The program has required that at least 51 percent of the power generated goes to low- and moderate- income customers, providing discounted energy while creating new revenue streams for businesses. At the time of the vote last summer, 29 of the 150 projects approved have reached commercial operation and provided more than 6,000 New Jersey households with a combined 50 megawatts of solar power.
“Advancing our community solar goals will help ensure more New Jersey residents have access to clean energy,” said Christine Guhl-Sadovy, president of the Board of Public Utilities. “Under Governor Murphy’s leadership the BPU’s community solar program has been a national model and today’s action will continue the success of the program by bringing the benefits of solar to more people while lowering utility bills for participants.”
Notably, the policy has helped many commercial real estate owners in the state become involved with renewable energy. That includes major industrial players such as Prologis, which is partnering with Asbury Park-based Solar Landscape.

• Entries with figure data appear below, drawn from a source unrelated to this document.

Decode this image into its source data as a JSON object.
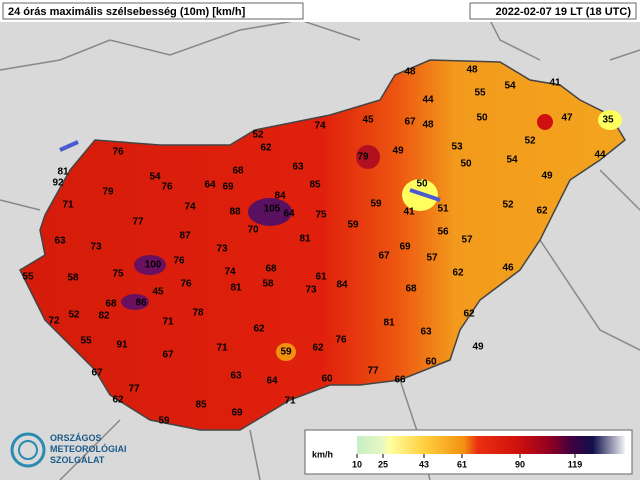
{
  "header": {
    "title": "24 órás maximális szélsebesség (10m) [km/h]",
    "timestamp": "2022-02-07 19 LT (18 UTC)"
  },
  "stations": [
    "48",
    "48",
    "44",
    "55",
    "54",
    "41",
    "67",
    "48",
    "50",
    "47",
    "35",
    "45",
    "74",
    "52",
    "62",
    "79",
    "49",
    "53",
    "52",
    "44",
    "76",
    "54",
    "68",
    "63",
    "50",
    "54",
    "81",
    "92",
    "79",
    "76",
    "64",
    "69",
    "85",
    "50",
    "49",
    "71",
    "84",
    "74",
    "105",
    "64",
    "88",
    "75",
    "59",
    "41",
    "51",
    "52",
    "62",
    "77",
    "70",
    "87",
    "59",
    "56",
    "57",
    "63",
    "73",
    "81",
    "73",
    "69",
    "100",
    "76",
    "67",
    "57",
    "46",
    "55",
    "58",
    "75",
    "74",
    "68",
    "61",
    "62",
    "45",
    "76",
    "81",
    "58",
    "73",
    "84",
    "68",
    "68",
    "86",
    "82",
    "52",
    "78",
    "62",
    "72",
    "71",
    "81",
    "63",
    "55",
    "62",
    "91",
    "76",
    "49",
    "71",
    "59",
    "62",
    "67",
    "60",
    "67",
    "63",
    "77",
    "60",
    "64",
    "66",
    "77",
    "62",
    "71",
    "85",
    "59",
    "69"
  ],
  "legend": {
    "unit": "km/h",
    "ticks": [
      "10",
      "25",
      "43",
      "61",
      "90",
      "119"
    ]
  },
  "logo": {
    "lines": [
      "ORSZÁGOS",
      "METEOROLÓGIAI",
      "SZOLGÁLAT"
    ]
  }
}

“Since the time of Thomas Edison, New Jersey has played a crucial role in the evolution of electricity, and thanks to the Murphy administration, we will continue that momentum and innovation by putting community solar installations on commercial rooftops and delivering the energy to low/moderate-income residents at a substantial discount,” said Shaun Keegan, CEO and co-founder of Solar Landscape. “This model began in New Jersey and, with Congressman Frank Pallone’s support of the Inflation Reduction Act, is now being duplicated across the country.
“Rooftop community solar can be built quickly, preserves precious open space, creates good union jobs and generates power closer to where it will be used. These advancements have allowed us to develop millions of square feet nationally, including with global logistics real estate leader Prologis, which is partnering with Solar Landscape to pursue projects on more than 30 million square feet of their buildings.”
State officials have said the program, which was created under a law signed by Murphy in 2018, also provides a way help those who rent, lack control of their roof, live in a multifamily building, do not have property suitable for solar or cannot afford the cost of installation to benefit from the cost savings and access to clean energy. S3123, meantime, also aims to simplify the process by which residents apply to receive the lower-cost energy produced by community solar and provide subscribers with a more seamless consolidated energy bill.
“Our Community Solar Energy Pilot Program was an immense success, outpacing expectations and delivering rate savings to thousands of New Jersey households,” said state Sen. Bob Smith, co-sponsor and chair of the Senate Environment and Energy Committee. “The new permanent Community Solar Energy Program will increase the energy procurement goals, extend financial savings to thousands more families and support New Jersey’s transition to clean energy.”